Под колени ему подсунули мягкое, под голову тоже. Укутали. Молока в заводе не было, сошлись на желудёвом кофе с мёдом, который пришлось давать прямо из чайника, через носик. При этом обнаружились болючие трещины в углах рта. Но после всего прочего это было даже приятно.
— Уф, наконец-то, — повитуха ловко перехватила новорожденного, не дав покатиться дальше, увернула в тряпку и, не перерезая пуповины, уместила матери на колени. — Сейчас я вас, как вы есть, укрою. Ты как, разрывы в себе чувствуешь? Совсем небольшие вроде, не думаю, чтобы пришлось особо зашивать. Так два-три крошечных стежка.
— Поглядеть дай, — с трудом промолвила Галина.
— Да хороший парень, всё при нём, — ответила мейсти. — Только вот как увидишь — испугаешься. Девчонок-то тебе обмытых показывали и в тугих пелёнках. Ты пока спи, ему и поверх тебя хорошо.

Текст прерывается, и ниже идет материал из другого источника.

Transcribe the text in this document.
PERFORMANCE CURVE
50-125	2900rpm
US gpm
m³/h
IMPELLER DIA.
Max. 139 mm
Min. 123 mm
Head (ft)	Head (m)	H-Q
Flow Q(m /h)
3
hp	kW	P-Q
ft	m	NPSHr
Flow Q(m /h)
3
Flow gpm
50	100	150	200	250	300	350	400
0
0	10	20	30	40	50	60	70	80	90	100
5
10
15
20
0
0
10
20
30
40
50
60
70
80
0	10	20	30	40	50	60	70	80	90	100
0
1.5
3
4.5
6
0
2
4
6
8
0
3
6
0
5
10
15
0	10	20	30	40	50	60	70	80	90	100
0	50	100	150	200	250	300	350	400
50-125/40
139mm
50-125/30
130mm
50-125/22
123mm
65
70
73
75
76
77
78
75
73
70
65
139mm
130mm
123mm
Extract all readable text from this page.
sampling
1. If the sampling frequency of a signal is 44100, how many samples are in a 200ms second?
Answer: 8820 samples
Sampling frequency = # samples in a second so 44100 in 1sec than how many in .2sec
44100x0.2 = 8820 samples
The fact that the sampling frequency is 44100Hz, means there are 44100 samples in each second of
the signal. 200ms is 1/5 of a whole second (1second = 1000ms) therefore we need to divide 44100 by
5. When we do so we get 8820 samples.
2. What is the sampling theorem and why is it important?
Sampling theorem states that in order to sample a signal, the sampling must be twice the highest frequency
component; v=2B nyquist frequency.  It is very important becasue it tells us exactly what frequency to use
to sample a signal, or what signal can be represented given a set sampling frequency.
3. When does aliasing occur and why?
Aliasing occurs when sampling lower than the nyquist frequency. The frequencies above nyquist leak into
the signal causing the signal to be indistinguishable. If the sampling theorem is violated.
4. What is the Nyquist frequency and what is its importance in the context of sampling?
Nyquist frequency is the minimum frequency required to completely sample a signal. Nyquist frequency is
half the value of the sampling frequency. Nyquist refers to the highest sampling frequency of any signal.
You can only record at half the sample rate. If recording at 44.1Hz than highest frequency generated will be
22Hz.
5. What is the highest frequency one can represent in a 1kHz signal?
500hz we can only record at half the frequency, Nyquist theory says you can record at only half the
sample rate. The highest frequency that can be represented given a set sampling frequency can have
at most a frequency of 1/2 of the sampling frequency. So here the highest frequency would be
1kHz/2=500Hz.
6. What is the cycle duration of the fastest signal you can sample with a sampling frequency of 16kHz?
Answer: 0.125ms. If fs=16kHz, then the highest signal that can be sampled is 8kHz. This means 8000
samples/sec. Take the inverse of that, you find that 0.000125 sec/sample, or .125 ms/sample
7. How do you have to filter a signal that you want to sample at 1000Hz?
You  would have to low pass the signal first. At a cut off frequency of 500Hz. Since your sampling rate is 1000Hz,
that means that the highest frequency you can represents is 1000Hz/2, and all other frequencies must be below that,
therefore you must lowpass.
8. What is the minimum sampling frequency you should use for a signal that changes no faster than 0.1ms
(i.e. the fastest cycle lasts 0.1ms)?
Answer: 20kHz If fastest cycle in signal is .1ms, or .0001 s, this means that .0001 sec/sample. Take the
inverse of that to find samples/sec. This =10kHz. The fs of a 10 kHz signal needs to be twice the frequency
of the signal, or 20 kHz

— Болит что-то, — проговорила родильница, уже задрёмывая. — Внутри, так с девчонками не было.
— Раньше, с девчонками-то, молодая была, а сейчас тебе сколько? Тридцать четыре исполнилось или побольше?
«А ведь раньше-то сначала дитя отделяли и только потом его место рождалось, — подумала. — Что-то медлим мы с этим. А почему? Я, во-первых, боюсь, что задержится в ней лишнее мясо и начнёт гнить. А во-вторых — что неверно оторвётся и она кровью истечёт, это самое страшное кровотечение, потому что хоть медленное и по капле, но неустанное. И пастушья торба у меня с прошлого года, и крапива… Слабенькие. Сейчас-то все трое живы: и мать, и сын, и плацента. Или рискнуть?»